Q: What are the key energy issues Bush and Abraham seem to agree on?
CLARK: One of the things that led the president-elect to pick him, I think, is that they both agree on one very major issue: That there should be drilling allowed in the Arctic National Wildlife Refuge in Alaska.
Spencer Abraham unsuccessfully tried when he was in the Senate to get at least the
coastline of the ANWR opened up for oil and gas drilling. He has been a fighter against some fuel efficiency proposals. Remember, he's from Michigan and he didn't want new fuel efficiency standards placed on the automobile industry.
So, there is agreement between the president-elect and Abraham on that important issue.
Q: What are his views on the deregulation of the natural gas industry?
CLARK: I don't think he has said much on that, although he has talked about the importance of having alternative fuels and doing some conservation of energy. But more than anything else, it's really looking for new sources of oil and energy.
He did say during his appointment that he did want to find energy in an environmentally safe way.

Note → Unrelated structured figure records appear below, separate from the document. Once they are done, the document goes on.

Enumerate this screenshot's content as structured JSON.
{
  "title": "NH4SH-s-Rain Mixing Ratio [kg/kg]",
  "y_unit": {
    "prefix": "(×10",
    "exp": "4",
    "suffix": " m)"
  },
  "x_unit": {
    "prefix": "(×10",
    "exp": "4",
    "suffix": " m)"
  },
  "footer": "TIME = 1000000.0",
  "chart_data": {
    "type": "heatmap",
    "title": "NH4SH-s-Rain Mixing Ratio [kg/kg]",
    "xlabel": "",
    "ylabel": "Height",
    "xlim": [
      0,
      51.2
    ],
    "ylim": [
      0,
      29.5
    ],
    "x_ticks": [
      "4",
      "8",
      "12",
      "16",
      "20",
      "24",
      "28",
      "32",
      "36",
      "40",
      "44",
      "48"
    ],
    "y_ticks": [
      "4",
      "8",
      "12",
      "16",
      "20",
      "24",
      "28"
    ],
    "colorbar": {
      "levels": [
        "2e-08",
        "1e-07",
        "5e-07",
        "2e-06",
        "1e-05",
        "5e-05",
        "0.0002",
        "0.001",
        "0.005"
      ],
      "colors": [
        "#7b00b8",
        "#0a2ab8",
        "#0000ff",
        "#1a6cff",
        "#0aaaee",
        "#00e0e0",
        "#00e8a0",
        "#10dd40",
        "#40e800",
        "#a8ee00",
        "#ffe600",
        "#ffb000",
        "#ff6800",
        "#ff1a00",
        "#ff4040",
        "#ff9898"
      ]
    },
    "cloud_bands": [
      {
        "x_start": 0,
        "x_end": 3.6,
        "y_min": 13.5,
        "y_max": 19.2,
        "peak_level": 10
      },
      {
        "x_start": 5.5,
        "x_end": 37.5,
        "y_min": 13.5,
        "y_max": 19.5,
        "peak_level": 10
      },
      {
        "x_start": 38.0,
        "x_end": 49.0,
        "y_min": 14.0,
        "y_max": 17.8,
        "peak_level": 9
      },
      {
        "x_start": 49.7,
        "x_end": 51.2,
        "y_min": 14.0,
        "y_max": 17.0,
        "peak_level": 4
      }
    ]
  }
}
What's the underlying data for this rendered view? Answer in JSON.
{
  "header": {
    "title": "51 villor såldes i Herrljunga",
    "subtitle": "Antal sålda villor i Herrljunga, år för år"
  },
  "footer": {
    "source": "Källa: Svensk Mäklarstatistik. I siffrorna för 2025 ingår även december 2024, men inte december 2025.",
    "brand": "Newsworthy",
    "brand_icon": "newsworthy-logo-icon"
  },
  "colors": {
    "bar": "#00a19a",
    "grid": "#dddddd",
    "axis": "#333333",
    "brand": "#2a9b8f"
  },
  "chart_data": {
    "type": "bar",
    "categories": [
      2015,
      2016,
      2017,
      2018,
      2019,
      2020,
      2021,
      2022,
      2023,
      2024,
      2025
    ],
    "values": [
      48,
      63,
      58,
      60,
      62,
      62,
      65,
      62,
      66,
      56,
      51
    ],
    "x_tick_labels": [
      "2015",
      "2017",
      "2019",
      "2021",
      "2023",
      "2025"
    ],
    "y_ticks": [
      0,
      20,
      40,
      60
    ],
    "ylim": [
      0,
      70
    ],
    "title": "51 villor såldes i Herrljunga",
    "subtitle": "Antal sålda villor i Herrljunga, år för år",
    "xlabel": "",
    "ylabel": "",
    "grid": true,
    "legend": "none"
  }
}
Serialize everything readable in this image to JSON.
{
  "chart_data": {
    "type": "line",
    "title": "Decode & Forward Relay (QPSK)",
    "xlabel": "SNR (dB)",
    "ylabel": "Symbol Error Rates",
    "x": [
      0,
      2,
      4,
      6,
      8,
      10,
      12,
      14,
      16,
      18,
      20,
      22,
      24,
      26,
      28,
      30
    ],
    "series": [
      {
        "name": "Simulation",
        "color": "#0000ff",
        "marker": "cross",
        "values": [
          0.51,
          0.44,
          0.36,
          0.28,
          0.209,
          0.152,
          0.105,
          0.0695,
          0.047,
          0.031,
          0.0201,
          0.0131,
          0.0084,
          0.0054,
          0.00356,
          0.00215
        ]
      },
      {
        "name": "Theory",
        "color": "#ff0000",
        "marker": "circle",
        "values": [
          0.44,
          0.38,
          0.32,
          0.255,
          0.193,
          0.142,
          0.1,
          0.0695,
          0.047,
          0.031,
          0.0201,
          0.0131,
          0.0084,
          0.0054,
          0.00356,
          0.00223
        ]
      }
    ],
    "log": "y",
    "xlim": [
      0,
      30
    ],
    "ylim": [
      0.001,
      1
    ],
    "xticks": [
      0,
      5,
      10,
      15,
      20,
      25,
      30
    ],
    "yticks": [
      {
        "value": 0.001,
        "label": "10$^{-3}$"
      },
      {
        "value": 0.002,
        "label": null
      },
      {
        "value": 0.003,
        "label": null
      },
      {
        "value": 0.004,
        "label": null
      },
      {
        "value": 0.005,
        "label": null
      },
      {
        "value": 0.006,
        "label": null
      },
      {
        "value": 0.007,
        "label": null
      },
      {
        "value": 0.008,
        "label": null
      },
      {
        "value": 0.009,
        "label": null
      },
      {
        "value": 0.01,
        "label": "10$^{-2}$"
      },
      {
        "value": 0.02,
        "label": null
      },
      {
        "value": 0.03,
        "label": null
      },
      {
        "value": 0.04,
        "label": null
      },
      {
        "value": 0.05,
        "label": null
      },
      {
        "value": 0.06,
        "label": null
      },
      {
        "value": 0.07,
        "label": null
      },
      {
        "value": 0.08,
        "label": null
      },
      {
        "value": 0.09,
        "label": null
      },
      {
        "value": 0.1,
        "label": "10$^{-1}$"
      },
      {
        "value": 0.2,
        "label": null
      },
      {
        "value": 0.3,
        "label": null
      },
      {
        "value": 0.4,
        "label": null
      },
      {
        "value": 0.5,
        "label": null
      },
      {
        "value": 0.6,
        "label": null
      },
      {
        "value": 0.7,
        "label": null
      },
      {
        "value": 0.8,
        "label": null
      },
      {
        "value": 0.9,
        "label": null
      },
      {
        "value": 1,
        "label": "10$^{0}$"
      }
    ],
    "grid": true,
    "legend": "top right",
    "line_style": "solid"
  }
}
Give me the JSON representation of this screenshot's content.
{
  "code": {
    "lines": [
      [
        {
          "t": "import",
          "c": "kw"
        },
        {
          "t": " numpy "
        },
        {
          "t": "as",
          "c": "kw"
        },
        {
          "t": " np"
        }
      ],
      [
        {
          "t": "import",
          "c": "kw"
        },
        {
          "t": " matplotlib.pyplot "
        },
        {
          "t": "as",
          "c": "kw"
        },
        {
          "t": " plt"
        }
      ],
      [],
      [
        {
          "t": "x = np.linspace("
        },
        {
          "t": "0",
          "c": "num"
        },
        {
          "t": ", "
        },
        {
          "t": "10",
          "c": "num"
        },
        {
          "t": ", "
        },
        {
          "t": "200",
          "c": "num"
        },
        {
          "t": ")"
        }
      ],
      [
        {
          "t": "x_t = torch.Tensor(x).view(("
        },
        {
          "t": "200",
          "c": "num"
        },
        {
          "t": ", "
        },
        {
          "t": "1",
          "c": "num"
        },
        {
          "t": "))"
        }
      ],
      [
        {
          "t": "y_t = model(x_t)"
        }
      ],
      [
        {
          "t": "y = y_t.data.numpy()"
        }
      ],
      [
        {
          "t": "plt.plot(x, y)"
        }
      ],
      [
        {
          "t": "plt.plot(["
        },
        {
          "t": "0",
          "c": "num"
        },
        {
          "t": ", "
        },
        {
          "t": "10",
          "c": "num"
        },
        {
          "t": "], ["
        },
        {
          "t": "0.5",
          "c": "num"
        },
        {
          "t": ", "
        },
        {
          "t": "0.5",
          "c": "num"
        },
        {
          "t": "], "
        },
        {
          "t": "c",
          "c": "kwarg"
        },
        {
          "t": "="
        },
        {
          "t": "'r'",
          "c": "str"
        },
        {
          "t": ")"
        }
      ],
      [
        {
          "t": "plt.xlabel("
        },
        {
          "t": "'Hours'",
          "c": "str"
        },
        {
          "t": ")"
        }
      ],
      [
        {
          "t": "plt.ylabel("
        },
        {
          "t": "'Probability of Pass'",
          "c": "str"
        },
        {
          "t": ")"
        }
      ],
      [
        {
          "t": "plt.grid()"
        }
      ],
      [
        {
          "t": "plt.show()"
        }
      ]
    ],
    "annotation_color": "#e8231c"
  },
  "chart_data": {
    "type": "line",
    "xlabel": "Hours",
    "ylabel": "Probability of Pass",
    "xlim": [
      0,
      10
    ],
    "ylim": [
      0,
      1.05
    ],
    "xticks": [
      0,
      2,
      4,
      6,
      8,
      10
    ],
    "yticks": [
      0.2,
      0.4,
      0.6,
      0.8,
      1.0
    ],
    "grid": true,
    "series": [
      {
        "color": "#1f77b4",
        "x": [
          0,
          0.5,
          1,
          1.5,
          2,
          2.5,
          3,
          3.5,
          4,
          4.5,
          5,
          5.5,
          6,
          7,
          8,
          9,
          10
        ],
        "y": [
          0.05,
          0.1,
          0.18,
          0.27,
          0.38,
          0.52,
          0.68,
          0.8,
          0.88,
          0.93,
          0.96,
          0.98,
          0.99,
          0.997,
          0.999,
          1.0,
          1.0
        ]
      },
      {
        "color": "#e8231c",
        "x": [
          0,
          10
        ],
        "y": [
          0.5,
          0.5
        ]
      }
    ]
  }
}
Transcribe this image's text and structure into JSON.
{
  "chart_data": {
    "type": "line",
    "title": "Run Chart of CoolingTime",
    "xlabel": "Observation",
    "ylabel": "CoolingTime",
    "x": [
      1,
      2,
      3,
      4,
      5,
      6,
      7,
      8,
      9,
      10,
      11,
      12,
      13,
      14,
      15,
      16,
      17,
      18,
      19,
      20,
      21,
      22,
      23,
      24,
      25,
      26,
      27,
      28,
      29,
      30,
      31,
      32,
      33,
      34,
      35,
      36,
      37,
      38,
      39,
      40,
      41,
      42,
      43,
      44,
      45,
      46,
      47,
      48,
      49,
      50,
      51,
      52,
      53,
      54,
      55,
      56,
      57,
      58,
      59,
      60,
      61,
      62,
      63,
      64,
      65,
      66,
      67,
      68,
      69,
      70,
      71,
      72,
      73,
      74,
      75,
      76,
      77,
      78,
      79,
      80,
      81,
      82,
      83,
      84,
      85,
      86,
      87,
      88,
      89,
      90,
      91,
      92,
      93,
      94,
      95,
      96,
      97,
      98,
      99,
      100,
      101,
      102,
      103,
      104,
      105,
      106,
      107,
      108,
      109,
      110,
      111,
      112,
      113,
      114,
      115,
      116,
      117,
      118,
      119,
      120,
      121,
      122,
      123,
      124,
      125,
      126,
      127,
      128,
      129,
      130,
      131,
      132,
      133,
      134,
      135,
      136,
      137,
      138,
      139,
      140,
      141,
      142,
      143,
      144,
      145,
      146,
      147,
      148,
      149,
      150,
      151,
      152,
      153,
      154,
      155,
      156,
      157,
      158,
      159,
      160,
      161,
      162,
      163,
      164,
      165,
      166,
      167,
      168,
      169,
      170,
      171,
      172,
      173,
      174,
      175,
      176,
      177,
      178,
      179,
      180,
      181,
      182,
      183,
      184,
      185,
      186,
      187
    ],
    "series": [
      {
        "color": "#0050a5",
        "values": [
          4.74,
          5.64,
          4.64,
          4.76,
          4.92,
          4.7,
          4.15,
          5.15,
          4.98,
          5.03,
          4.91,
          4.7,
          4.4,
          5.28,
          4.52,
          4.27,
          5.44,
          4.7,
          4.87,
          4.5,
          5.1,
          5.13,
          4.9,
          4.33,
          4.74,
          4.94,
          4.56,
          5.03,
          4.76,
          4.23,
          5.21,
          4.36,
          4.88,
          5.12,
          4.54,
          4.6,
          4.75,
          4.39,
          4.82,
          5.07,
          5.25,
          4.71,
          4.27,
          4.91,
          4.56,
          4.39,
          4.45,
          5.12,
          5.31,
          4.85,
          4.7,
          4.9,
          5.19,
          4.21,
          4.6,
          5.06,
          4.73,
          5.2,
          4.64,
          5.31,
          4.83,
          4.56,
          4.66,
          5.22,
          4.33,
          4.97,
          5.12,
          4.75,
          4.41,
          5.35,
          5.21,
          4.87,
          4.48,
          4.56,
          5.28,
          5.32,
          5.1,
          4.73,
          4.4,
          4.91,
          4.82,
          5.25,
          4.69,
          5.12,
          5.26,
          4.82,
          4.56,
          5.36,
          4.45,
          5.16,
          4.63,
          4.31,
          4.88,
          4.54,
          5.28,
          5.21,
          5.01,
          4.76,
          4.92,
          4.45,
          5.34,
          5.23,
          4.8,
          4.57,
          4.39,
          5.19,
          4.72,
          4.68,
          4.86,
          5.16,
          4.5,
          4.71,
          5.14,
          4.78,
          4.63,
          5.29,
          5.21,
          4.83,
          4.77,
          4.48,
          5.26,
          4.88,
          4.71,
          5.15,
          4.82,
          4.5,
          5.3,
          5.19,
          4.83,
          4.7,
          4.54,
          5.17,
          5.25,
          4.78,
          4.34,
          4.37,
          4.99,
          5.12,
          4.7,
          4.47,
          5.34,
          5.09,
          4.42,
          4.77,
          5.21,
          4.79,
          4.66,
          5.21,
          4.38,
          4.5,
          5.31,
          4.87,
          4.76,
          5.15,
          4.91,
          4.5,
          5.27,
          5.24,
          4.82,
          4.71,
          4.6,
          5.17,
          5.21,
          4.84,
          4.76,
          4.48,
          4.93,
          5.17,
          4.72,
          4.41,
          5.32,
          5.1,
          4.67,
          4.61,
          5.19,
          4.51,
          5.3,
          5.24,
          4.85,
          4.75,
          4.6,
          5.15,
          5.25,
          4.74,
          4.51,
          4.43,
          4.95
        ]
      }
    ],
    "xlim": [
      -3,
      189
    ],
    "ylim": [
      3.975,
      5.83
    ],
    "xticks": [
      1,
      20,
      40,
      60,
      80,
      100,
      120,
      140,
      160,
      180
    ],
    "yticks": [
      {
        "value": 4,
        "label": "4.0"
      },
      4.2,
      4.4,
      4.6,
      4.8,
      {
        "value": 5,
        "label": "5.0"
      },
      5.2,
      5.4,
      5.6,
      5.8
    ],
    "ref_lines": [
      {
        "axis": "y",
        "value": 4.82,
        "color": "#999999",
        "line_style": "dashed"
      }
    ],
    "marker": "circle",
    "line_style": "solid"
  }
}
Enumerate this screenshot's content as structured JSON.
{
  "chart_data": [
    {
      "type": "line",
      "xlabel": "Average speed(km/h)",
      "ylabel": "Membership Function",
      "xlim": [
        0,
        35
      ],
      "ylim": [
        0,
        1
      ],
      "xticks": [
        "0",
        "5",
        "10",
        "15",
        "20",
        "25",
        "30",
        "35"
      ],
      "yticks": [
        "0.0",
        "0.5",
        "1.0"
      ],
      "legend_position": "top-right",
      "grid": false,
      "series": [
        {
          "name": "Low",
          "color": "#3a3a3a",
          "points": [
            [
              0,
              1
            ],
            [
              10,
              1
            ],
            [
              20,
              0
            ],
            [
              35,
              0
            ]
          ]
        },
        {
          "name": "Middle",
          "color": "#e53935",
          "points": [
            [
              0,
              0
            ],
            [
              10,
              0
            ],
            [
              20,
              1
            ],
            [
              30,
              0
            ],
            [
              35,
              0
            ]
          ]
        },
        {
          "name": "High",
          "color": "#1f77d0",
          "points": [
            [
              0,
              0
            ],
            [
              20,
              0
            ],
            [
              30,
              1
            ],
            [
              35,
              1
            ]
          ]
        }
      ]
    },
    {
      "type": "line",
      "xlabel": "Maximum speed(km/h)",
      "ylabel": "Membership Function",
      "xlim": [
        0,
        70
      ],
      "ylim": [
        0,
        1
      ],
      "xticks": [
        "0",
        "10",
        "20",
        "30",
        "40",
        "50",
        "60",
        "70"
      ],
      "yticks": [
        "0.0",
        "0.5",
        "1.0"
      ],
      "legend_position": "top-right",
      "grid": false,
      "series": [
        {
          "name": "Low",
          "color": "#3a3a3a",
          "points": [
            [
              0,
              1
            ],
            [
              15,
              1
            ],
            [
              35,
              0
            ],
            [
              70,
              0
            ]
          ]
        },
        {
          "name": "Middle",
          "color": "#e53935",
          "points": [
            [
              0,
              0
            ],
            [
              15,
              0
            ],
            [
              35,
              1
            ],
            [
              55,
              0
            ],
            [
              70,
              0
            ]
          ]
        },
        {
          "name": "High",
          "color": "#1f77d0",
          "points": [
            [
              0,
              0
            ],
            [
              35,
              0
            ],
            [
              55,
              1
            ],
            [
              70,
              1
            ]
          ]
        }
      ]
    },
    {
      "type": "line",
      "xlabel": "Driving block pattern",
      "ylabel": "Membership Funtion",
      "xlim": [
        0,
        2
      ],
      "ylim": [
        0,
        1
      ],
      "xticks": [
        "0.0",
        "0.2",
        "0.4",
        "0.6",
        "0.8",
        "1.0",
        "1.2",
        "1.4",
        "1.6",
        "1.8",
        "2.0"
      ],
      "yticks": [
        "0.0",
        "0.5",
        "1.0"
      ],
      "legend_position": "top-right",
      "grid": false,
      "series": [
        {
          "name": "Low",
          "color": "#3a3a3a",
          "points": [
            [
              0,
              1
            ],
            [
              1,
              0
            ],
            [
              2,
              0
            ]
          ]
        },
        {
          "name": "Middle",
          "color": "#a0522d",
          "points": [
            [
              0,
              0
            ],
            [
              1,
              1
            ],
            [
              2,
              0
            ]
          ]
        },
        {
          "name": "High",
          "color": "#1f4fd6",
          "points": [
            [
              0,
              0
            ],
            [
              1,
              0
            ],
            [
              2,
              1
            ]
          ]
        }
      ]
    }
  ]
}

Q: Is he well liked by conservation and environmental groups?
CLARK: He's been criticized by environmental groups. In fact, during the November election, when he ran for reelection, the Sierra Club in Michigan targeted him. He was the Sierra Club's No. 1 target because of his stance on the environment. The Sierra Club gave him its lowest rating in regard to environmental issues.
He was in fact defeated in Michigan, and the Sierra Club takes some degree of credit for that. So, there is some concern on the part of environmentalists that he may be - in the words of a director of the Sierra Club - that he's `interested in providing gas-guzzling SUVs and looking for the oil to continue to fuel them.'
On the other hand, if you talk with one of Alaska's senators, Frank Murkowski, he
describes Abraham someone who is realistic and action oriented. He sings Abraham's
praises. The two of them worked together 1999 to try to get some of Alaska opened up to drilling.
Q: What else should we know about Abraham?
CLARK: In terms of background, he doesn't have a whole lot of oil field or energy-related background. That was not his field of expertise in the Senate. It's interesting that the president-elect who by profession was an oil man and the vice president-elect who by profession was an oil man ended up picking Spencer Abraham who is not from the industry itself.